The barge was always only a temporary measure as it was expensive and dependent on good weather.

“Road transport is a fraction of barging costs,” Merv said. “Even Anatoki can‘t compete on short haul, road transport beats it to death. Most of it is port costs, wharfage and all the stuff that keeps on going.” He said when the port costs were included they more than doubled the total shipping costs, per tonne.

When the NZ Transport Agency partially opened the hill road on 25 February, trucks on both sides of the hill were revved up and ready to go – but the news wasn‘t all good. Trucks were given priority, but trailers and over-sized vehicles were banned because there was insufficient swinging room for them to negotiate some narrow, tight corners in the single-lane damaged sections. The hill would be open to convoys led by pilot vehicles only from 7am to 8am and 5pm to 6pm.

The first convoy comprised around 70% freight vehicles and 30% campervans and private vehicles.

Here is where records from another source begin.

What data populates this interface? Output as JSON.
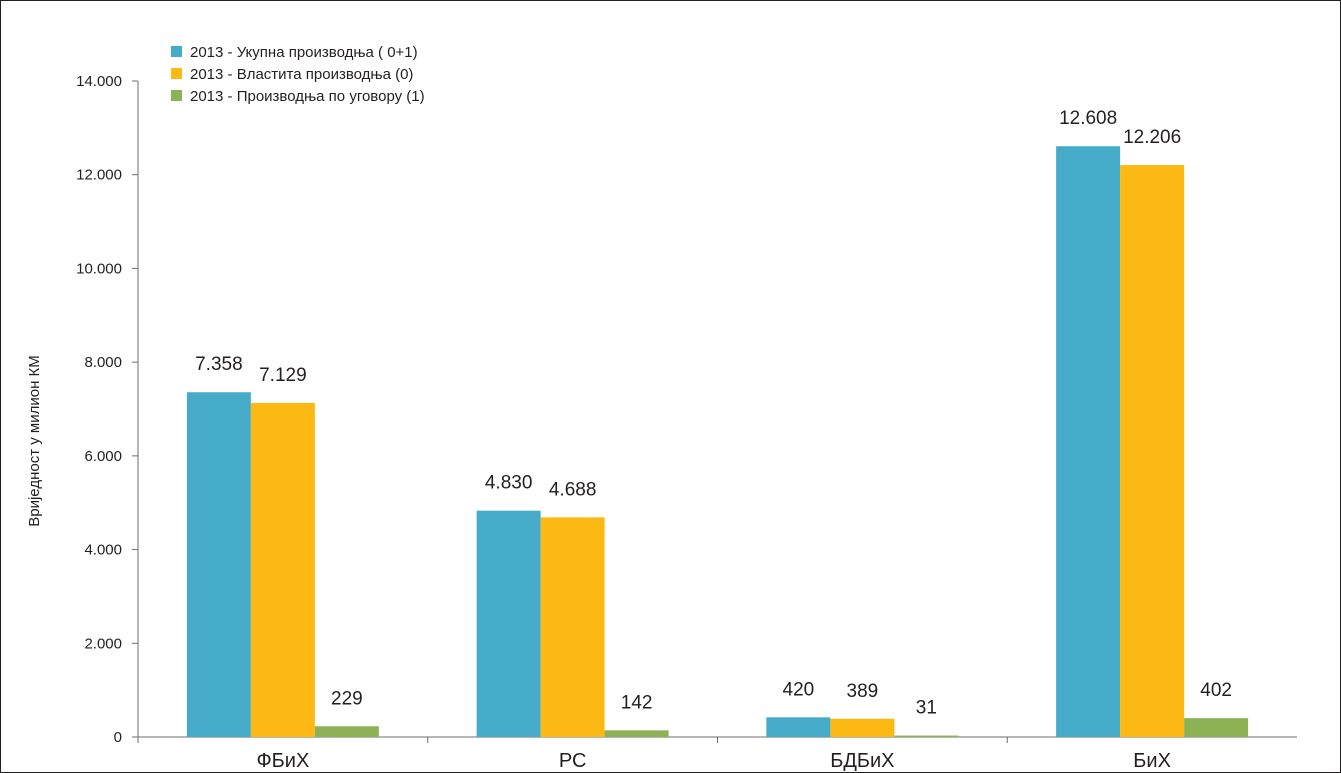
{
  "chart_data": {
    "type": "bar",
    "title": "",
    "xlabel": "",
    "ylabel": "Вриједност у милион КМ",
    "ylim": [
      0,
      14000
    ],
    "yticks": [
      0,
      2000,
      4000,
      6000,
      8000,
      10000,
      12000,
      14000
    ],
    "ytick_labels": [
      "0",
      "2.000",
      "4.000",
      "6.000",
      "8.000",
      "10.000",
      "12.000",
      "14.000"
    ],
    "categories": [
      "ФБиХ",
      "РС",
      "БДБиХ",
      "БиХ"
    ],
    "grid": false,
    "legend_position": "top-left",
    "series": [
      {
        "name": "2013 - Укупна производња ( 0+1)",
        "color": "#46abc8",
        "values": [
          7358,
          4830,
          420,
          12608
        ],
        "labels": [
          "7.358",
          "4.830",
          "420",
          "12.608"
        ]
      },
      {
        "name": "2013 - Властита производња (0)",
        "color": "#fdb913",
        "values": [
          7129,
          4688,
          389,
          12206
        ],
        "labels": [
          "7.129",
          "4.688",
          "389",
          "12.206"
        ]
      },
      {
        "name": "2013 - Производња по уговору (1)",
        "color": "#8db255",
        "values": [
          229,
          142,
          31,
          402
        ],
        "labels": [
          "229",
          "142",
          "31",
          "402"
        ]
      }
    ]
  }
}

Most bulk carriers needed two to three trucks to replace the capacity of one truck and trailer. Kyle said a Fonterra truck carried approximately 10,000 litres of cream – a truck and trailer unit approximately 27,000 litres. Fonterra was running at least two trucks every morning and evening to take cream out of the bay, picking up trailers carrying more cream in Brightwater, near Nelson, before continuing on to Clandeboye.

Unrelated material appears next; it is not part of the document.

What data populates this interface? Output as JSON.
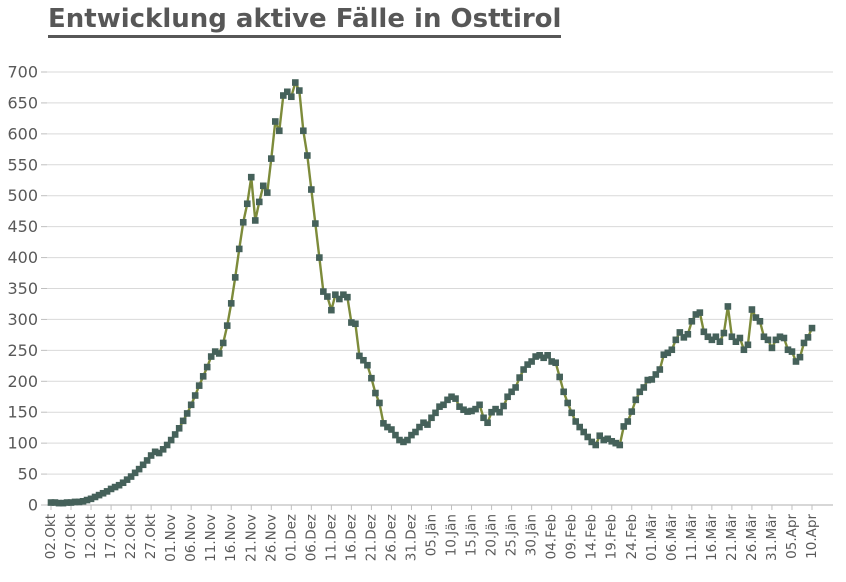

Drivers for Sollys and other companies who made the morning convoy to Nelson had to wait all day before queuing for the return convoy in the evening – it made for a long day, leaving the Takaka depot around 6am and often not returning until 7pm, although they had logged only a few hours‘ drive time.

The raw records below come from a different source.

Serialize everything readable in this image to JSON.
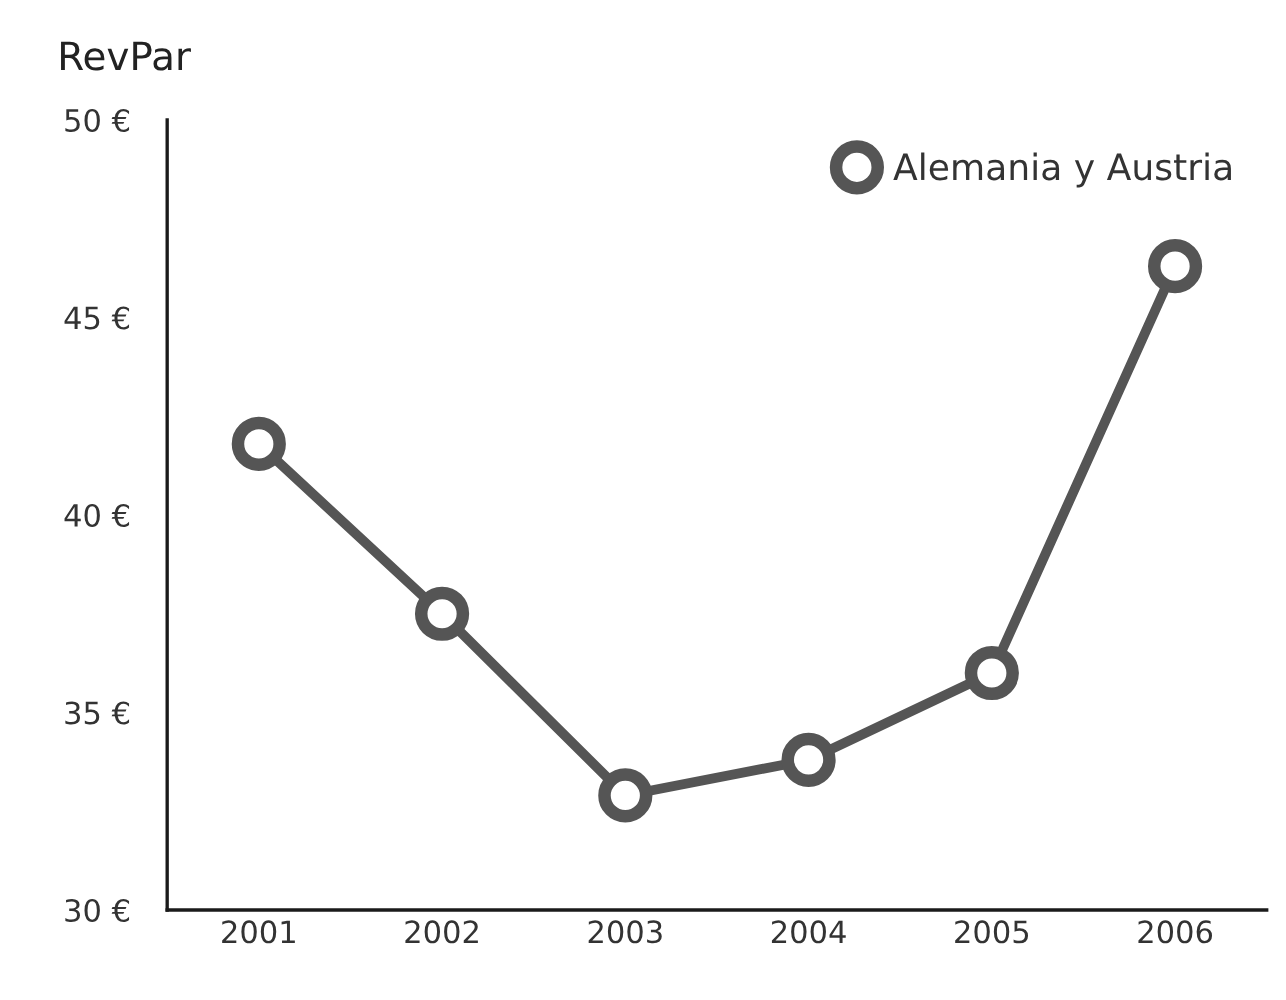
{
  "chart_data": {
    "type": "line",
    "title": "RevPar",
    "categories": [
      "2001",
      "2002",
      "2003",
      "2004",
      "2005",
      "2006"
    ],
    "series": [
      {
        "name": "Alemania y Austria",
        "color": "#555555",
        "values": [
          41.8,
          37.5,
          32.9,
          33.8,
          36.0,
          46.3
        ]
      }
    ],
    "ylim": [
      30,
      50
    ],
    "yticks": [
      {
        "value": 30,
        "label": "30 €"
      },
      {
        "value": 35,
        "label": "35 €"
      },
      {
        "value": 40,
        "label": "40 €"
      },
      {
        "value": 45,
        "label": "45 €"
      },
      {
        "value": 50,
        "label": "50 €"
      }
    ],
    "marker": "circle",
    "line_style": "solid",
    "grid": false,
    "legend": "top right"
  }
}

Merv said the restrictions on travel times and trailers increased freight costs by up to 70% and cost Sollys $600,000 since ex-Cyclone Gita closed the road.

On 20 March, NZTA network manager Frank Porter announced truck and trailer units could safely navigate the tighter corners after testing the route to ensure a range of truck configurations could safely navigate the road. The convoys were extended from 6am to 8am, and 5pm to 7pm, later being extended further.

Special permits were available for selected trucks and buses, with over-dimension and over-weight vehicles considered on a case-by-case basis.

Paul Holm, logistical planner at Fonterra in Hamilton, said the partial closure of the Takaka Hill limited the amount of milk Fonterra could send into Takaka for processing. Fonterra used contractors‘ trucks because they run combination RUCs.

However, like Merv Solly, he said the biggest problem was the limited timing. “Our milk runs 24/7 and our factories run 24/7 but the timing condenses the trucks coming in and out of Takaka. There‘s so much traffic going over one-way; that‘s the biggest complaint we‘re getting.”

Freight for Sollys had built up in other depots, including Christchurch. “We‘re catching up slowly with it all,” said Merv, “but it‘s still bloody restrictive having the time constraints.”

He said NZTA had done a good job of keeping people informed but the short work days were frustrating.

Craig Taylor, stock agent for PGG Wrightson, welcomed the access for truck-trailer units and said it lowered the cost of freighting stock for farmers.

“Some clients have been holding off selling or buying because they don‘t know what it‘s going to cost,” he said. “This will help them plan more accurately.” The barge had not been an option for sending livestock out of the bay.

The uncertainty around timing had been difficult for farmers, because they liked being able to send stock according to market prices, available feed on their properties, and available space at the freezing works.

The NZTA had seen an average of 1000 vehicles travel the hill each day, with 1900 on Sundays.

As New Zealand Trucking went to print, NZTA hoped to open single-lane access without convoys, managed by traffic signals, outside the daytime construction work of 8am to 5pm Monday to Saturday, including overnight, from 6 April onwards, dependent on good weather.

Lawrence Shadbolt manoeuvres a trailer onto the barge. Keeping the barge in synch with tide times meant trailers were discontinued in favour of trucks only.